Não por acaso, ao tempo em que Norma
Atagiba, Ênio Conturbia, Tadeu Vicente Atagiba, Geraldo Roca, Hélio Ferreira,
Geraldo Alexandre, Juvenal Castelo Branco, Nilson Pereira de Albuquerque,
Orlando Bejarano e Deneval Ribeiro Elias, além de bandas como MJ-6, Django e
Arame Farpado, explodiam no gênero de música autoral e nos bailes de então, a
radiofonia corumbaense reluzia com a inesgotável genialidade de novos talentos,
como Edson Henrique Figueiredo de Moraes, Juvenal Ávila de Oliveira, Jonas Luna
de Lima, Adolfo Rondon Gamarra, Vergínio Aleixo Rondon Gomes da Silva (Gino
Rondon), Ronaldo Cadete Leite, Ronaldo Bardawil, Farid Yunes Solomini, Armando
de Amorim Anache, Antônio Ávila, Augusto Alexandrino dos Santos (‘Malah’),
Roberto Hernandes, João de Oliveira Neves (‘Joãozinho Gente Boa’), Antônio
Barcellos de Jesus, Marília Ajala Rocha e tantos outros talentos que fizeram
história.
Tanto no jornalismo quanto na
radiofonia, Corumbá foi precoce. Assim como O Iniciador foi o primeiro jornal desta região
de Mato Grosso, A Pioneira, isto é, a Rádio Difusora Mato-grossense S/A
(ZYA-2, 1.490 KHz), também o foi.
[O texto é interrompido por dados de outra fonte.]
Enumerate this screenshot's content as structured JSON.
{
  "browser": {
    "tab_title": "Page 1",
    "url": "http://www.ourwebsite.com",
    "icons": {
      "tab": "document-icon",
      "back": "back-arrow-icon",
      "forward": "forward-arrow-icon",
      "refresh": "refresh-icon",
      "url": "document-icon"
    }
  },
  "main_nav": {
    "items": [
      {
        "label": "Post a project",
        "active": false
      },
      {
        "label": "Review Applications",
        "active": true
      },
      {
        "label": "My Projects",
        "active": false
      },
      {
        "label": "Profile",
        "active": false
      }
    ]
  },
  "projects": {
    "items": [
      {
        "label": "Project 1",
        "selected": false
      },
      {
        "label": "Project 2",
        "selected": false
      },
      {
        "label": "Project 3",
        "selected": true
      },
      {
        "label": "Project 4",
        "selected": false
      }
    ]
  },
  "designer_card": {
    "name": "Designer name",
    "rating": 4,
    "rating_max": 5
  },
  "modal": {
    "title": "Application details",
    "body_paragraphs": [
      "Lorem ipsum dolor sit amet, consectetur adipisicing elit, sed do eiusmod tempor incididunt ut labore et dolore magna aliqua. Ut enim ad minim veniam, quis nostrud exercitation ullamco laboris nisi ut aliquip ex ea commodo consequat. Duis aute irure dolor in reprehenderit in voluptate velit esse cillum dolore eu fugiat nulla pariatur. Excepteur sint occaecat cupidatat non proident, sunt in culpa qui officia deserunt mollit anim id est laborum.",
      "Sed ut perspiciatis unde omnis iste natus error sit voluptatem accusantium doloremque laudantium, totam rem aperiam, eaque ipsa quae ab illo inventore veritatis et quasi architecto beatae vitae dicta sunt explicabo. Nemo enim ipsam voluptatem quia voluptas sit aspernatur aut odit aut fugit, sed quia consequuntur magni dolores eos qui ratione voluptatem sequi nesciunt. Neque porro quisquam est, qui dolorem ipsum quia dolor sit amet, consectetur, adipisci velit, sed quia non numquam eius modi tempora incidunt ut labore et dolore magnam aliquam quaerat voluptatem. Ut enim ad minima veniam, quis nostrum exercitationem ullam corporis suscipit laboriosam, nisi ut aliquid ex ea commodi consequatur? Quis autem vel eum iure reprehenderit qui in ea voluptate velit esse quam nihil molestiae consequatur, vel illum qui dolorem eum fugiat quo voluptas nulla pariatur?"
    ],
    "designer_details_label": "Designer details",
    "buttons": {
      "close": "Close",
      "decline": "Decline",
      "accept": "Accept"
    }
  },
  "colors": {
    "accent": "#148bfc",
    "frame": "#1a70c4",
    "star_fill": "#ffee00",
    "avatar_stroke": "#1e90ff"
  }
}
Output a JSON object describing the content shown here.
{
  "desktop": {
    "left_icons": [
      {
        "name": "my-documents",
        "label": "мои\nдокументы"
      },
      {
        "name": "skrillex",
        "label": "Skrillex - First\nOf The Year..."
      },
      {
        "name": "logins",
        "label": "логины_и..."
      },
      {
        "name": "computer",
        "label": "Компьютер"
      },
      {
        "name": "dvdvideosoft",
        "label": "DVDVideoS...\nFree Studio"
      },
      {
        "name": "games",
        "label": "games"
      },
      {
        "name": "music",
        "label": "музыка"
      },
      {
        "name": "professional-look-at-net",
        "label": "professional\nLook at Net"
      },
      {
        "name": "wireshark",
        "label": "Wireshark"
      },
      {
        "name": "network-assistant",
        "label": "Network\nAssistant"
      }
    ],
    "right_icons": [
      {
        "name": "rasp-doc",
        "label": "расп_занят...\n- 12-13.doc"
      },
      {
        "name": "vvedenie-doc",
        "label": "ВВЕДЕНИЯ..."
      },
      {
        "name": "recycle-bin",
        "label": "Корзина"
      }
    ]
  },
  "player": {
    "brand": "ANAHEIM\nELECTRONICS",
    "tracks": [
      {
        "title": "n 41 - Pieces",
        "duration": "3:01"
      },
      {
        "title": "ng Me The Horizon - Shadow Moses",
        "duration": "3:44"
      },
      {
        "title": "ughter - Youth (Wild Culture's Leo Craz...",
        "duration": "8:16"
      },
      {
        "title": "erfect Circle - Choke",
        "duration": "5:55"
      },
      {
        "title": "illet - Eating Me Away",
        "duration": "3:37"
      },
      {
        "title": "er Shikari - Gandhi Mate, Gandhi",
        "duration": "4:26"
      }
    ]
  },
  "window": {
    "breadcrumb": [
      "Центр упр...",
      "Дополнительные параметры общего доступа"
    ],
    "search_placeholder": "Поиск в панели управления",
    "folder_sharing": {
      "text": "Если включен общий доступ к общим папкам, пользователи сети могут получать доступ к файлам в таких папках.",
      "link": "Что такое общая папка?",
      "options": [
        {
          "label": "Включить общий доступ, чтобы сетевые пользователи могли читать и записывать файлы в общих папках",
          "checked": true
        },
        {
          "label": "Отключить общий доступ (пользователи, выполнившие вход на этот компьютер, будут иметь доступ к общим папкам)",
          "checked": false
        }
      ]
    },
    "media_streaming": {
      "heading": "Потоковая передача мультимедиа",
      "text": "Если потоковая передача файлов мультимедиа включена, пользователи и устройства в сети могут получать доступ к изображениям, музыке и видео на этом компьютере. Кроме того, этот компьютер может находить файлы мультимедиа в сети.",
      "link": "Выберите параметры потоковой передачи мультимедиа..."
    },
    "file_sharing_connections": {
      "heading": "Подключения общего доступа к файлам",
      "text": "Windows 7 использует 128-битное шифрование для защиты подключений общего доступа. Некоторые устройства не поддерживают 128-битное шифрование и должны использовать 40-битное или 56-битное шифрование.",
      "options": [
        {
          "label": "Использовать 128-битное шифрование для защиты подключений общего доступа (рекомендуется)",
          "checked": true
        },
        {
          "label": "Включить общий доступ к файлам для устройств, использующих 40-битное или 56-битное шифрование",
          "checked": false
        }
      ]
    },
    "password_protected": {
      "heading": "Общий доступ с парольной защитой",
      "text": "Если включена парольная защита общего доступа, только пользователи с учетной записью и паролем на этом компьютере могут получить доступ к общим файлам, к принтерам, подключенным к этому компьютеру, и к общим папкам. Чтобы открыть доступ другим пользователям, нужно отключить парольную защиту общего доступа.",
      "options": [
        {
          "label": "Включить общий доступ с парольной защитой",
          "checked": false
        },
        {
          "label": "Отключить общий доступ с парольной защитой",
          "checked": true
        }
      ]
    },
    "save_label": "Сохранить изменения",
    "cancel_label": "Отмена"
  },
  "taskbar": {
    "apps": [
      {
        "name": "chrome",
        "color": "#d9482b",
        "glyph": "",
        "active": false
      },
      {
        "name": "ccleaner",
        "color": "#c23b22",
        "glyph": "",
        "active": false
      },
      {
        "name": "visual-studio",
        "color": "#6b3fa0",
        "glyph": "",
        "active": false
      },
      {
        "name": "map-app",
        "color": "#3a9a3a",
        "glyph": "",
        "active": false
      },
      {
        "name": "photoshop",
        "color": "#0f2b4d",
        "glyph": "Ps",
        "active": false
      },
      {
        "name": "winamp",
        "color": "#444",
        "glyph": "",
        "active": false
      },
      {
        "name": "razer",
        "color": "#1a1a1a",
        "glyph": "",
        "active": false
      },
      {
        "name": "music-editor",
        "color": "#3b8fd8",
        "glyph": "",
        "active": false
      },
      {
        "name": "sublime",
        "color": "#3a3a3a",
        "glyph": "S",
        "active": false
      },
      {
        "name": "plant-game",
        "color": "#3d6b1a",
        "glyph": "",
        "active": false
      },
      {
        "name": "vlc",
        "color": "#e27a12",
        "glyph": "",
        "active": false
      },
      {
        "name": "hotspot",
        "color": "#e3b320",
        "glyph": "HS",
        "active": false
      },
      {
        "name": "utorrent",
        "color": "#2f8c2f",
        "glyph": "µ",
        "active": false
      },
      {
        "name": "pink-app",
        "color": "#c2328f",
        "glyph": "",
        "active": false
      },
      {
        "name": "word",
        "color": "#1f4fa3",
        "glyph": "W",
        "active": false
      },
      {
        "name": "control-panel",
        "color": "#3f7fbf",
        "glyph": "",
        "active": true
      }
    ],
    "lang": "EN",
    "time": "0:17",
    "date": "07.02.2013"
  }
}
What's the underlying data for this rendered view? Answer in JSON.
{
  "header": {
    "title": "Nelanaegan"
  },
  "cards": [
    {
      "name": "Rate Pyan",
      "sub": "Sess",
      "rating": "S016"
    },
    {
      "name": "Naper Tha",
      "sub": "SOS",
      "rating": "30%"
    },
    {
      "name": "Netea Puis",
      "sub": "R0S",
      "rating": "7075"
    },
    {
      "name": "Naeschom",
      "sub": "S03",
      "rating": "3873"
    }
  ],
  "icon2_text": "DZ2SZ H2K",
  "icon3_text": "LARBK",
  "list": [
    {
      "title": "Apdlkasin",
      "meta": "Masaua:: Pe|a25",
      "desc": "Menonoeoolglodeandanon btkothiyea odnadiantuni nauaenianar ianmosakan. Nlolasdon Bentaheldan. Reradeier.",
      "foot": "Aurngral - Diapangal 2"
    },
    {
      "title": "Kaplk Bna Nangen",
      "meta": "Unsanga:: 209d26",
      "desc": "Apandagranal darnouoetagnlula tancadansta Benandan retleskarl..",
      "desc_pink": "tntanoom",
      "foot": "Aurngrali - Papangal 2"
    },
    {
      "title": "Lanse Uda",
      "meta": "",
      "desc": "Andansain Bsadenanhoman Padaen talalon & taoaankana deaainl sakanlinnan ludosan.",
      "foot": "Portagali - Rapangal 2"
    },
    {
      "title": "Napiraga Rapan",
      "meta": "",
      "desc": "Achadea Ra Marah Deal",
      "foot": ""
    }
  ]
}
Nos anos de 1940, inicialmente como um
sistema de som levado por cabos até à Praça Independência e quadras centrais do
comércio corumbaense, reinou sozinha com programas de auditório ao vivo, até a
Diocese de Corumbá ter obtido a concessão daquela que se consagrou como a Jovem
Clube, Sociedade Rádio Clube de Corumbá Ltda., entregue à odontologista
Laurita Anache e ao advogado Fauze Anache pelo então Bispo Diocesano Dom
Ladislau Paz, no início da década de 1960.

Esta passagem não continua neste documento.